Another member of the meeting wrote some good reflections about this type of meeting too.

If that was my first mistake, what was my second one?

I thought that I could distance myself from responsibility and active choices by leveraging that I was just inviting people to a meeting. I didn’t want to make decisions for us, and this was the only way I knew how.

This isn’t as much a mistake as it is paradoxical. Mostly because either way I make decisions and it becomes a really weird situation. Especially if I couldn’t get all the info out of my head as fast as the questions came my way.

About 14 days in I was able to entirely fall apart, and did some public spectacle which didn’t reflect well on me, and also ended up possibly harming the project, I pushed away some people I really wanted in on the ground floor.

I could make excuses, and I could try to explain myself, but it won’t change anything. However, what I can do is recognize that I did screw up and that I can do better in the future. I understand my why, and that means that I can take preventive measures.

So, what preventive measures can I take in the future?

A big one, delegate. While we were 3 people working together in the early days, the same people who’ve also rejected any direct involvement in management, or interim-committee or the committee / board for the first year of this project, I did a bulk of the work and had trouble getting stuff out of my head.

When I felt like I was about to entirely break, the incident referenced above, I should’ve let go right there and just set up a Discord server and invited everyone, and continued to contribute to the group in their process of preparing a meeting together etc.
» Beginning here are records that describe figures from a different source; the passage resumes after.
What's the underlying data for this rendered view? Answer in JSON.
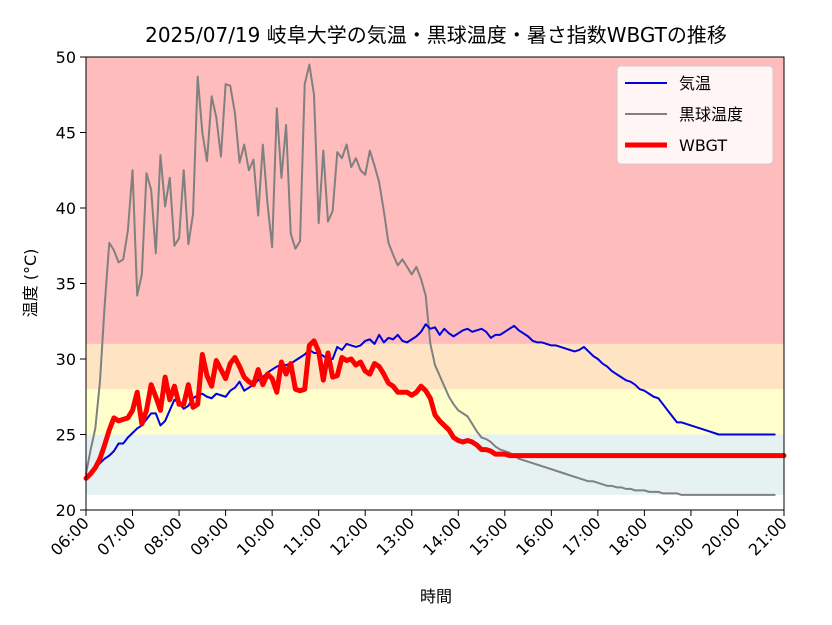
{
  "chart_data": {
    "type": "line",
    "title": "2025/07/19 岐阜大学の気温・黒球温度・暑さ指数WBGTの推移",
    "xlabel": "時間",
    "ylabel": "温度 (°C)",
    "ylim": [
      20,
      50
    ],
    "yticks": [
      "20",
      "25",
      "30",
      "35",
      "40",
      "45",
      "50"
    ],
    "xticks": [
      "06:00",
      "07:00",
      "08:00",
      "09:00",
      "10:00",
      "11:00",
      "12:00",
      "13:00",
      "14:00",
      "15:00",
      "16:00",
      "17:00",
      "18:00",
      "19:00",
      "20:00",
      "21:00"
    ],
    "xrange_hours": [
      6,
      21
    ],
    "x_hours": [
      6.0,
      6.1,
      6.2,
      6.3,
      6.4,
      6.5,
      6.6,
      6.7,
      6.8,
      6.9,
      7.0,
      7.1,
      7.2,
      7.3,
      7.4,
      7.5,
      7.6,
      7.7,
      7.8,
      7.9,
      8.0,
      8.1,
      8.2,
      8.3,
      8.4,
      8.5,
      8.6,
      8.7,
      8.8,
      8.9,
      9.0,
      9.1,
      9.2,
      9.3,
      9.4,
      9.5,
      9.6,
      9.7,
      9.8,
      9.9,
      10.0,
      10.1,
      10.2,
      10.3,
      10.4,
      10.5,
      10.6,
      10.7,
      10.8,
      10.9,
      11.0,
      11.1,
      11.2,
      11.3,
      11.4,
      11.5,
      11.6,
      11.7,
      11.8,
      11.9,
      12.0,
      12.1,
      12.2,
      12.3,
      12.4,
      12.5,
      12.6,
      12.7,
      12.8,
      12.9,
      13.0,
      13.1,
      13.2,
      13.3,
      13.4,
      13.5,
      13.6,
      13.7,
      13.8,
      13.9,
      14.0,
      14.1,
      14.2,
      14.3,
      14.4,
      14.5,
      14.6,
      14.7,
      14.8,
      14.9,
      15.0,
      15.1,
      15.2,
      15.3,
      15.4,
      15.5,
      15.6,
      15.7,
      15.8,
      15.9,
      16.0,
      16.1,
      16.2,
      16.3,
      16.4,
      16.5,
      16.6,
      16.7,
      16.8,
      16.9,
      17.0,
      17.1,
      17.2,
      17.3,
      17.4,
      17.5,
      17.6,
      17.7,
      17.8,
      17.9,
      18.0,
      18.1,
      18.2,
      18.3,
      18.4,
      18.5,
      18.6,
      18.7,
      18.8,
      18.9,
      19.0,
      19.1,
      19.2,
      19.3,
      19.4,
      19.5,
      19.6,
      19.7,
      19.8,
      19.9,
      20.0,
      20.1,
      20.2,
      20.3,
      20.4,
      20.5,
      20.6,
      20.7,
      20.8,
      20.9,
      21.0
    ],
    "zones": [
      {
        "from": 21,
        "to": 25,
        "color": "#e6f2f2"
      },
      {
        "from": 25,
        "to": 28,
        "color": "#ffffcc"
      },
      {
        "from": 28,
        "to": 31,
        "color": "#ffe4c4"
      },
      {
        "from": 31,
        "to": 50,
        "color": "#ffbcbc"
      }
    ],
    "legend_position": "top-right",
    "series": [
      {
        "name": "気温",
        "color": "#0000dd",
        "width": 2,
        "values": [
          22.0,
          22.4,
          22.8,
          23.1,
          23.4,
          23.6,
          23.9,
          24.4,
          24.4,
          24.8,
          25.1,
          25.4,
          25.6,
          26.0,
          26.4,
          26.4,
          25.6,
          25.9,
          26.6,
          27.3,
          27.1,
          26.7,
          26.9,
          27.4,
          27.6,
          27.7,
          27.5,
          27.4,
          27.7,
          27.6,
          27.5,
          27.9,
          28.1,
          28.5,
          27.9,
          28.1,
          28.3,
          28.6,
          28.8,
          29.1,
          29.3,
          29.5,
          29.6,
          29.6,
          29.7,
          29.9,
          30.1,
          30.3,
          30.6,
          30.4,
          30.4,
          30.2,
          30.0,
          30.0,
          30.8,
          30.6,
          31.0,
          30.9,
          30.8,
          30.9,
          31.2,
          31.3,
          31.0,
          31.6,
          31.1,
          31.4,
          31.3,
          31.6,
          31.2,
          31.1,
          31.3,
          31.5,
          31.8,
          32.3,
          32.0,
          32.1,
          31.6,
          32.0,
          31.7,
          31.5,
          31.7,
          31.9,
          32.0,
          31.8,
          31.9,
          32.0,
          31.8,
          31.4,
          31.6,
          31.6,
          31.8,
          32.0,
          32.2,
          31.9,
          31.7,
          31.5,
          31.2,
          31.1,
          31.1,
          31.0,
          30.9,
          30.9,
          30.8,
          30.7,
          30.6,
          30.5,
          30.6,
          30.8,
          30.5,
          30.2,
          30.0,
          29.7,
          29.5,
          29.2,
          29.0,
          28.8,
          28.6,
          28.5,
          28.3,
          28.0,
          27.9,
          27.7,
          27.5,
          27.4,
          27.0,
          26.6,
          26.2,
          25.8,
          25.8,
          25.7,
          25.6,
          25.5,
          25.4,
          25.3,
          25.2,
          25.1,
          25.0,
          25.0,
          25.0,
          25.0,
          25.0,
          25.0,
          25.0,
          25.0,
          25.0,
          25.0,
          25.0,
          25.0,
          25.0
        ]
      },
      {
        "name": "黒球温度",
        "color": "#808080",
        "width": 2,
        "values": [
          22.4,
          24.0,
          25.4,
          28.5,
          33.5,
          37.7,
          37.2,
          36.4,
          36.6,
          38.5,
          42.5,
          34.2,
          35.6,
          42.3,
          41.2,
          37.0,
          43.5,
          40.1,
          42.0,
          37.5,
          38.0,
          42.5,
          37.6,
          39.6,
          48.7,
          45.0,
          43.1,
          47.4,
          46.0,
          43.4,
          48.2,
          48.1,
          46.3,
          43.0,
          44.2,
          42.5,
          43.2,
          39.5,
          44.2,
          40.3,
          37.4,
          46.6,
          42.0,
          45.5,
          38.3,
          37.3,
          37.8,
          48.2,
          49.5,
          47.5,
          39.0,
          43.8,
          39.1,
          39.8,
          43.7,
          43.3,
          44.2,
          42.7,
          43.3,
          42.5,
          42.2,
          43.8,
          42.8,
          41.7,
          39.8,
          37.7,
          36.9,
          36.2,
          36.6,
          36.1,
          35.6,
          36.1,
          35.3,
          34.2,
          31.0,
          29.6,
          28.9,
          28.2,
          27.5,
          27.0,
          26.6,
          26.4,
          26.2,
          25.7,
          25.2,
          24.8,
          24.7,
          24.5,
          24.2,
          24.0,
          23.9,
          23.8,
          23.6,
          23.4,
          23.3,
          23.2,
          23.1,
          23.0,
          22.9,
          22.8,
          22.7,
          22.6,
          22.5,
          22.4,
          22.3,
          22.2,
          22.1,
          22.0,
          21.9,
          21.9,
          21.8,
          21.7,
          21.6,
          21.6,
          21.5,
          21.5,
          21.4,
          21.4,
          21.3,
          21.3,
          21.3,
          21.2,
          21.2,
          21.2,
          21.1,
          21.1,
          21.1,
          21.1,
          21.0,
          21.0,
          21.0,
          21.0,
          21.0,
          21.0,
          21.0,
          21.0,
          21.0,
          21.0,
          21.0,
          21.0,
          21.0,
          21.0,
          21.0,
          21.0,
          21.0,
          21.0,
          21.0,
          21.0,
          21.0
        ]
      },
      {
        "name": "WBGT",
        "color": "#ff0000",
        "width": 5,
        "values": [
          22.1,
          22.4,
          22.8,
          23.4,
          24.3,
          25.3,
          26.1,
          25.9,
          26.0,
          26.1,
          26.6,
          27.8,
          25.7,
          26.6,
          28.3,
          27.5,
          26.6,
          28.8,
          27.3,
          28.2,
          27.0,
          27.0,
          28.3,
          26.8,
          27.0,
          30.3,
          28.9,
          28.2,
          29.9,
          29.3,
          28.7,
          29.7,
          30.1,
          29.5,
          28.8,
          28.5,
          28.3,
          29.3,
          28.3,
          29.0,
          28.7,
          27.8,
          29.8,
          29.0,
          29.7,
          28.0,
          27.9,
          28.0,
          30.9,
          31.2,
          30.5,
          28.6,
          30.4,
          28.8,
          28.9,
          30.1,
          29.9,
          30.0,
          29.6,
          29.8,
          29.2,
          29.0,
          29.7,
          29.5,
          29.0,
          28.4,
          28.2,
          27.8,
          27.8,
          27.8,
          27.6,
          27.8,
          28.2,
          27.9,
          27.4,
          26.3,
          25.9,
          25.6,
          25.3,
          24.8,
          24.6,
          24.5,
          24.6,
          24.5,
          24.3,
          24.0,
          24.0,
          23.9,
          23.7,
          23.7,
          23.7,
          23.6,
          23.6,
          23.6,
          23.6,
          23.6,
          23.6,
          23.6,
          23.6,
          23.6,
          23.6,
          23.6,
          23.6,
          23.6,
          23.6,
          23.6,
          23.6,
          23.6,
          23.6,
          23.6,
          23.6,
          23.6,
          23.6,
          23.6,
          23.6,
          23.6,
          23.6,
          23.6,
          23.6,
          23.6,
          23.6,
          23.6,
          23.6,
          23.6,
          23.6,
          23.6,
          23.6,
          23.6,
          23.6,
          23.6,
          23.6,
          23.6,
          23.6,
          23.6,
          23.6,
          23.6,
          23.6,
          23.6,
          23.6,
          23.6,
          23.6,
          23.6,
          23.6,
          23.6,
          23.6,
          23.6,
          23.6,
          23.6,
          23.6,
          23.6,
          23.6
        ]
      }
    ]
  }
}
But at the same time, if I hadn’t done the meeting the way I did, I would not have learnt the lessons I did, so this is a double edged sword, imo.

So, what went right?

I took my time, and worked through it slowly. I built small road maps for myself to guide me along the way and asked for help when I felt stuck.

I need to remind you all that the survey blew up way bigger than I had ever expected. I think by the end we had almost 200 responses to the survey, and over 120 saying “let’s do this”. [link to the shared data on June 11th]

I couldn’t have planned for that, but when it happened I tried to baby-step my way through it.

The meeting, even though it was long and had it’s issues, was also pretty damn fantastic. The way I had translated Swedish meeting formalities to a discord server turned out to work pretty well, and once people got a hang of it they seemed to appreciate the somewhat rigid structure.

I hope, that using this experience I can create a template for hosting a first meeting when a group of people want to start an org together, and maybe I can help someone else avoid some of the problems that we encountered. Because there’s some solid structure here that definitely can be reused. That said, I will be publishing a separate post about the actual meeting structure and how set it up.